There are lots of transcranial direct stimulation therapies out there, with few results to boast of. What distinguishes MeRT from other attempts to treat mental disorders with electrical fields is the use of EEG as a guide. It’s the difference between trying to fix something with the aid of a manual versus just winging it.
If the clinical trials bear out and the FDA approves of MeRT as an effective treatment for concussion and/or PTSD, many more people will try it. The dataset will grow, furthering the science. If that happens, the world will soon know whether or not there is a better therapeutic for mood and sleep disorders than drugs; and a huge portion of the pharmaceutical industry will wake up to earth-changing news.
But there’s more. Won believes that MeRT may have uses for nominally healthy brains, such as improving attention, memory, and reaction time, as Ted discovered. It’s like the eyesight thing, the sudden, stark visual clarity. “These were unexpected findings, but we’re hearing it enough that we want to do more studies.”
Performance enhancement is “not something that we’re ardently chasing,” says Won. ”Our core team is about saving lives. But so many of our veterans are coming back asking.”
Already, there’s evidence to suggest that it could work. “What we’ve noticed in computerized neuro-psych batteries is that reaction times improve. Complex cognitive processing tasks can improve both in terms of speed to decision and the number of times you are right versus wrong. Those are all things we want to quantify and measure with good science,” he says.

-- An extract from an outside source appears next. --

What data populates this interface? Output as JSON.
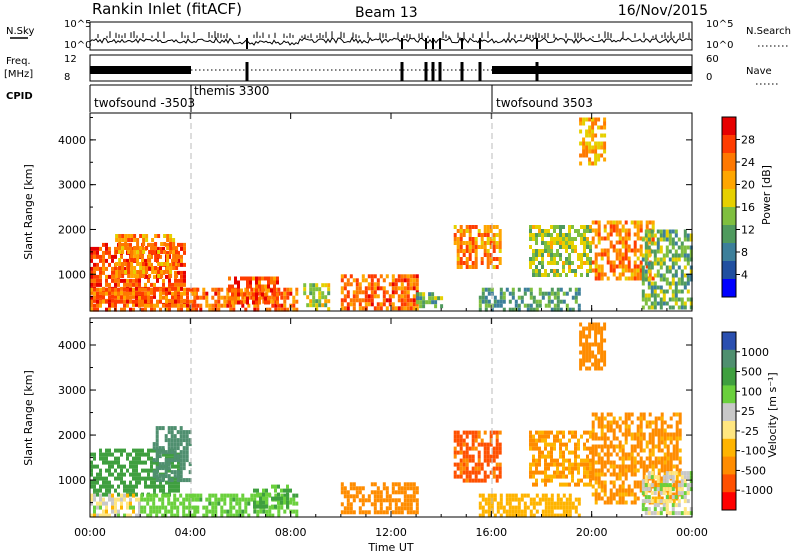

What is one person’s therapy, in the years ahead, could be another person’s mental health regimen. Signs of that future are already here. Like so many strange portents, their origin is the tech field.
More and more high-level executives, including at technology companies, are seeking him out, asking to be strapped in and zapped for a few weeks. “That’s been a recent evolution. There’s a company” — he declined to name it — “a lot of programmers, engineers, etc. … One of their C-suite members got treatment and was so blown away that they want all of their key team members to get it…They’re ruthlessly competitive…They want an edge.”